Cardinal Camillo Ruini, the Pope’s vicar for Rome, presided over the Palm Sunday procession and Mass today marking the start of Holy Week.

John Paul II followed the Mass from his apartment in the Vatican, and his window overlooking St. Peter’s Square was open during the ceremony.

“I realize ever more how providential and prophetic it is that, precisely this day, Palm Sunday and the Passion of the Lord, has become your day,” the Pope told the young people, in a text he wrote for the Angelus. Text was read on his behalf by Archbishop Leonardo Sandri, substitute of the Vatican Secretariat of State.

During the homily of the Mass, Cardinal Ruini reflected on the cross, symbol of World Youth Day.

Witnessing “the many human sufferings, especially innocent suffering, we are very lost and forced to ask ourselves if God really loves and looks after us, or if an evil destiny exists that not even God can change,” he said.

“In the cross of Christ, however, we are in touch with God’s authentic face,” the cardinal said. “In the cross of Christ, God’s face does not lose its grandeur and mystery but, on the contrary, becomes extraordinarily close and friendly, as it is the face of the One who also shares to the end in his own Son the darkest side of the human condition.

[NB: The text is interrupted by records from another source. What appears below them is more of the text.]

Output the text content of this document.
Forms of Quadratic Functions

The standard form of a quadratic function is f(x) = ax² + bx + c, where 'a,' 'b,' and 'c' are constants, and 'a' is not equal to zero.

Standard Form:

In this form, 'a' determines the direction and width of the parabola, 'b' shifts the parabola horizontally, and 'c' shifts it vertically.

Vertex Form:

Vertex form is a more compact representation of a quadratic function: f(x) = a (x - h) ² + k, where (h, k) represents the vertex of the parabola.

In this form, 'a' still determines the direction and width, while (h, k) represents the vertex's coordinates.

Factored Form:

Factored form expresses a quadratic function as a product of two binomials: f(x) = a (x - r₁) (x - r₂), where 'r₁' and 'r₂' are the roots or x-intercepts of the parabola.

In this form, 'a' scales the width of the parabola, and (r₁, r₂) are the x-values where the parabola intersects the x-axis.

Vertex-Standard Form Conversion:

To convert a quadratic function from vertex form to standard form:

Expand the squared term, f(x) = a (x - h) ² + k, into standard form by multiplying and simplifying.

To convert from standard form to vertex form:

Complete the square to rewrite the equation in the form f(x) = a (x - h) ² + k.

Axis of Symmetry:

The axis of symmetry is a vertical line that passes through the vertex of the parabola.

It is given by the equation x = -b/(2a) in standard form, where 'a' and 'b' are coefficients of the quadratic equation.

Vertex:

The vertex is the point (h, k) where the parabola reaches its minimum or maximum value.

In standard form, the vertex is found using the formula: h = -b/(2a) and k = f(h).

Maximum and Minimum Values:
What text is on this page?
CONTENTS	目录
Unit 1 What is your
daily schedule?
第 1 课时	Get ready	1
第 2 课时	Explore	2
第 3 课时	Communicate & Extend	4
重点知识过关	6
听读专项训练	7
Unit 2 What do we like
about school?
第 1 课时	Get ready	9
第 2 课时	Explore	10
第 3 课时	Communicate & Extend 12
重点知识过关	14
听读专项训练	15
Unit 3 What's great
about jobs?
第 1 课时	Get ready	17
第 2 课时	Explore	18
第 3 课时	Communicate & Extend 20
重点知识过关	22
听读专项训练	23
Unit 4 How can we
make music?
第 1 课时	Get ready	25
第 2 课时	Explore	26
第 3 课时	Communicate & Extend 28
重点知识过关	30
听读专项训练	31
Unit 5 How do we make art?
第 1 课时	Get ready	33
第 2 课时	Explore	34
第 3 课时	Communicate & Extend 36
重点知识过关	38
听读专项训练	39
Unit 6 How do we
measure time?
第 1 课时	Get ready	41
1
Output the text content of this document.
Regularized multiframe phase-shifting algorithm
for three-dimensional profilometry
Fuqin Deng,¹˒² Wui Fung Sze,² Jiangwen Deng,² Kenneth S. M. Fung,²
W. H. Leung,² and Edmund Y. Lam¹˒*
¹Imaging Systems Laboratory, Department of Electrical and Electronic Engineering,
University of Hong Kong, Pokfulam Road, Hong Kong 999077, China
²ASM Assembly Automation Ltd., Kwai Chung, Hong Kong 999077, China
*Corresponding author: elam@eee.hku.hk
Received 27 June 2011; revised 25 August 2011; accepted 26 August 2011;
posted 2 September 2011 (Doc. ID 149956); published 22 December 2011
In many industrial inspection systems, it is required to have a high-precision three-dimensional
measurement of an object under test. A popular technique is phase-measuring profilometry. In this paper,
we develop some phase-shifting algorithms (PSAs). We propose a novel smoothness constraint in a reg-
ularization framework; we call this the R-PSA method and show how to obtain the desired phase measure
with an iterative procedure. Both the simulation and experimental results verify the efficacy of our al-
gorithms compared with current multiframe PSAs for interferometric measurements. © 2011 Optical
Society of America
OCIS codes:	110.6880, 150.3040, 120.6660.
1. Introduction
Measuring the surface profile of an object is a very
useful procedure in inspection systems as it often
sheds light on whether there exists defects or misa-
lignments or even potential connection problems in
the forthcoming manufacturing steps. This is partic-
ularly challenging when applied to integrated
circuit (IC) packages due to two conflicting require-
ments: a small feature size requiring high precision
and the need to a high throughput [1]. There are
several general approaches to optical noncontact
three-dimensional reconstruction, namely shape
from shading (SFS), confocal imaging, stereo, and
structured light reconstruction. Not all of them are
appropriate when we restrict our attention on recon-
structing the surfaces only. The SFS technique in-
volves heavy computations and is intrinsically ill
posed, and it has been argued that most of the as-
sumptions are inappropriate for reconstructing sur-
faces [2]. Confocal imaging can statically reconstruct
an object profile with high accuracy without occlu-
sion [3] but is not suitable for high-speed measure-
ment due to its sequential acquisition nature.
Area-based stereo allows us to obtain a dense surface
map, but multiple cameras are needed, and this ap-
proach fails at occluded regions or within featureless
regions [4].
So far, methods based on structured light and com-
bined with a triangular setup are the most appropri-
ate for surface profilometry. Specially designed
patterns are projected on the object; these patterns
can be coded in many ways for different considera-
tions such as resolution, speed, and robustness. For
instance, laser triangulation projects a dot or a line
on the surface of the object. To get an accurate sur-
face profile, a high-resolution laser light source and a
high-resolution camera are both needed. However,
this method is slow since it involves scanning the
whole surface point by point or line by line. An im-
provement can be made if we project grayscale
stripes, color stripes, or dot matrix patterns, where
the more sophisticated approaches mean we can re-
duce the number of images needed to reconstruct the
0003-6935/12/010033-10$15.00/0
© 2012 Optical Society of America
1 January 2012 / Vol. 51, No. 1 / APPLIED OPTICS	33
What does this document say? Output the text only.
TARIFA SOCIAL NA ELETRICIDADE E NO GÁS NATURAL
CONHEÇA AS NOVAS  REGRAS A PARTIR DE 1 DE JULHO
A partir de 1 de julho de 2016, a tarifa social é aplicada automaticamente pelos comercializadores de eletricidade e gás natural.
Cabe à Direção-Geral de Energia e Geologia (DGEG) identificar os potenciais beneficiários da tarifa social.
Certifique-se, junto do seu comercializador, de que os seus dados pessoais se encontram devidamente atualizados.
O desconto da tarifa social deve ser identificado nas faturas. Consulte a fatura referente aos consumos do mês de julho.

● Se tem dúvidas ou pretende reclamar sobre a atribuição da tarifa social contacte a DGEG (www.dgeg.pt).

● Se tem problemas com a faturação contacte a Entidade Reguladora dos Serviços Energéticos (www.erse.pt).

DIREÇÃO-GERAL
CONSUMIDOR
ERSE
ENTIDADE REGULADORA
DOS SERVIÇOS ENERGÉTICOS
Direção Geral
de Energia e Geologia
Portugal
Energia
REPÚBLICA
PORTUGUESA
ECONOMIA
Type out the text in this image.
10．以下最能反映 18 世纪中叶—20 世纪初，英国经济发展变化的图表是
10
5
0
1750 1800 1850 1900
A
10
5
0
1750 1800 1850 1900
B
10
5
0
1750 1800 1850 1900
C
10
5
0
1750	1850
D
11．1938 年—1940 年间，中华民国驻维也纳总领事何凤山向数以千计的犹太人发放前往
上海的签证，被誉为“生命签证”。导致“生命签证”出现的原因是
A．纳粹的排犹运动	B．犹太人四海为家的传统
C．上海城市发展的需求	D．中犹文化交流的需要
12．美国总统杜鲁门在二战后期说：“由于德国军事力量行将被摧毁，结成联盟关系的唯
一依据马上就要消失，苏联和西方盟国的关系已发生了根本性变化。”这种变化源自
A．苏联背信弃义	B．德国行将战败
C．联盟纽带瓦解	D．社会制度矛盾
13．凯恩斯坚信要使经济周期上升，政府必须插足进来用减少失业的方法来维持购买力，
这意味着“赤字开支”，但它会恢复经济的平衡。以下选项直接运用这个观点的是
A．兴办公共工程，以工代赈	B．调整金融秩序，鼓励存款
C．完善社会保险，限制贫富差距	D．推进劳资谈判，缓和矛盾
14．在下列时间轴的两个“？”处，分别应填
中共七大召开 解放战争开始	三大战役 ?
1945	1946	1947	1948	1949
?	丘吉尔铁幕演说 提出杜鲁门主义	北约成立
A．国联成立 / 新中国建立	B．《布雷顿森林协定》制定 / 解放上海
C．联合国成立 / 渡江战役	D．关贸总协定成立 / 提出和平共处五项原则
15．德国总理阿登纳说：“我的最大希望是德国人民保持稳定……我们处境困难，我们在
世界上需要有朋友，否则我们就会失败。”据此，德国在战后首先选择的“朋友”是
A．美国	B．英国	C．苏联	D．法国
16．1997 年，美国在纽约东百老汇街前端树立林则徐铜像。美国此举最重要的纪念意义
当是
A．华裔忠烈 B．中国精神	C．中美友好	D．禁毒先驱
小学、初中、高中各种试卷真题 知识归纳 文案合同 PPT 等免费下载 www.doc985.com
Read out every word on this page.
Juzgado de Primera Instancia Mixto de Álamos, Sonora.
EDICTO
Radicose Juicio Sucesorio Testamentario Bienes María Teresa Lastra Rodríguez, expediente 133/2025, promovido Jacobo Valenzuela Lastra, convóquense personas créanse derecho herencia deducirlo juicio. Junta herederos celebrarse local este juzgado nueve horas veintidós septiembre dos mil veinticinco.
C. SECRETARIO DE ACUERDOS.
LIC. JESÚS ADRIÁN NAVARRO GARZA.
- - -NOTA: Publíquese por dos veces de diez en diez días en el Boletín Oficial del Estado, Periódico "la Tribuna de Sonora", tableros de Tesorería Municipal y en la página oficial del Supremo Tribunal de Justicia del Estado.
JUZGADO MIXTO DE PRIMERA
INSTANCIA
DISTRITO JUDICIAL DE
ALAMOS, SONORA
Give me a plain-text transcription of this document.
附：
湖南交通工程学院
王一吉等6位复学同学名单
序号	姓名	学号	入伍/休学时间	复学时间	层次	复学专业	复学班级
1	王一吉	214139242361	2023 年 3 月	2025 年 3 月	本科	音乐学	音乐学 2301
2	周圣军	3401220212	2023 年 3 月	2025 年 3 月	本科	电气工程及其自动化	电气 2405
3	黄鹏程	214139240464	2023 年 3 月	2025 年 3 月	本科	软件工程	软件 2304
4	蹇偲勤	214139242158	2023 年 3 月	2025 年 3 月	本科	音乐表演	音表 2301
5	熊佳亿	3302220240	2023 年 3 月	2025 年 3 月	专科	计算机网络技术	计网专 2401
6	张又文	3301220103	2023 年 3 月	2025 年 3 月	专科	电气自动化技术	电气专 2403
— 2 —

“For this reason, from Christ’s cross a force and hope of redemption are spread over the whole of human suffering: the drama and mystery of suffering, which in the end is the drama and mystery of our life.”

As a result, he added, it “no longer appears to us as something dark and senseless.”

The cardinal concluded by encouraging young people to carry the cross of Christ, “understanding that it elicits fear,” especially in the “people of our time, who tend to see suffering only as something useless and harmful,” yet the cross reveals “the meaning of suffering as well as that of life.”

The Mass was concelebrated by Archbishop Stanislaw Rylko and Bishop Josef Clemens, president and secretary, respectively, of the Pontifical Council for the Laity, as well as by Archbishop Luigi Moretti, auxiliary bishop of Rome.

The singing was entrusted to the choir and 200-piece orchestra under the direction of Monsignor Marco Frisina, of the diocesan choir of Rome.

The World Youth Day cross, which John Paul II gave to young people 20 years ago to carry around the world, presided today at the Palm Sunday celebrations in Cologne, Germany, where the next Youth Day will be held Aug. 15-21.